Enhancing Multi-Criteria Decision Analysis with AI: Integrating Analytic Hierarchy Process and GPT-4 for Automated Decision Support
This addresses decision-making challenges in cybersecurity by combining traditional models with AI, though it appears incremental as it builds on existing methods like AHP and LLMs.
The study tackled the problem of automating complex decision-making in cybersecurity by integrating the Analytic Hierarchy Process (AHP) with GPT-4, resulting in enhanced efficiency and reliability through AI-driven agents.
Our study presents a new framework that incorporates the Analytic Hierarchy Process (AHP) and Generative Pre-trained Transformer 4 (GPT-4) large language model (LLM), bringing novel approaches to cybersecurity Multiple-criteria Decision Making (MCDA).
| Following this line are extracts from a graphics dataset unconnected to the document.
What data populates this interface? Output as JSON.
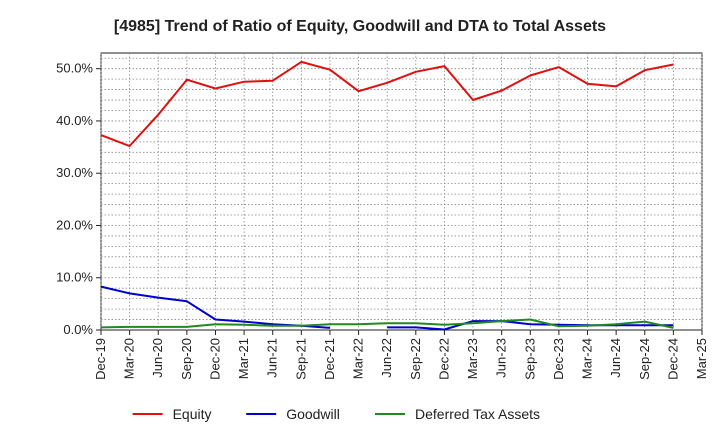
{
  "chart_data": {
    "type": "line",
    "title": "[4985]  Trend of Ratio of Equity, Goodwill and DTA to Total Assets",
    "xlabel": "",
    "ylabel": "",
    "ylim": [
      0,
      53
    ],
    "y_ticks": [
      "0.0%",
      "10.0%",
      "20.0%",
      "30.0%",
      "40.0%",
      "50.0%"
    ],
    "y_tick_values": [
      0,
      10,
      20,
      30,
      40,
      50
    ],
    "grid": true,
    "legend_position": "bottom",
    "categories": [
      "Dec-19",
      "Mar-20",
      "Jun-20",
      "Sep-20",
      "Dec-20",
      "Mar-21",
      "Jun-21",
      "Sep-21",
      "Dec-21",
      "Mar-22",
      "Jun-22",
      "Sep-22",
      "Dec-22",
      "Mar-23",
      "Jun-23",
      "Sep-23",
      "Dec-23",
      "Mar-24",
      "Jun-24",
      "Sep-24",
      "Dec-24",
      "Mar-25"
    ],
    "series": [
      {
        "name": "Equity",
        "color": "#dd1111",
        "values": [
          37.3,
          35.2,
          41.2,
          47.9,
          46.2,
          47.5,
          47.7,
          51.3,
          49.8,
          45.7,
          47.3,
          49.4,
          50.5,
          44.0,
          45.8,
          48.7,
          50.3,
          47.1,
          46.6,
          49.7,
          50.8,
          null
        ]
      },
      {
        "name": "Goodwill",
        "color": "#0000cc",
        "values": [
          8.3,
          7.0,
          6.2,
          5.5,
          2.0,
          1.6,
          1.1,
          0.8,
          0.4,
          null,
          0.5,
          0.5,
          0.1,
          1.7,
          1.7,
          1.1,
          1.0,
          0.9,
          0.9,
          0.9,
          0.9,
          null
        ]
      },
      {
        "name": "Deferred Tax Assets",
        "color": "#228822",
        "values": [
          0.5,
          0.6,
          0.6,
          0.6,
          1.1,
          1.0,
          0.8,
          0.8,
          1.1,
          1.1,
          1.3,
          1.3,
          1.0,
          1.3,
          1.7,
          2.0,
          0.7,
          0.8,
          1.1,
          1.6,
          0.4,
          null
        ]
      }
    ]
  }
}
By utilizing the capabilities of GPT-4 autonomous agents as virtual experts, we automate the decision-making process, enhancing both efficiency and reliability. This new approach focuses on leveraging LLMs for sophisticated decision analysis, highlighting the synergy between traditional decision-making models and cutting-edge AI technologies. Our innovative methodology demonstrates significant advancements in using AI-driven agents for complex decision-making scenarios, highlighting the importance of AI in strategic cybersecurity applications. The findings reveal the transformative potential of combining AHP and LLMs, establishing a new paradigm for intelligent decision support systems in cybersecurity and beyond.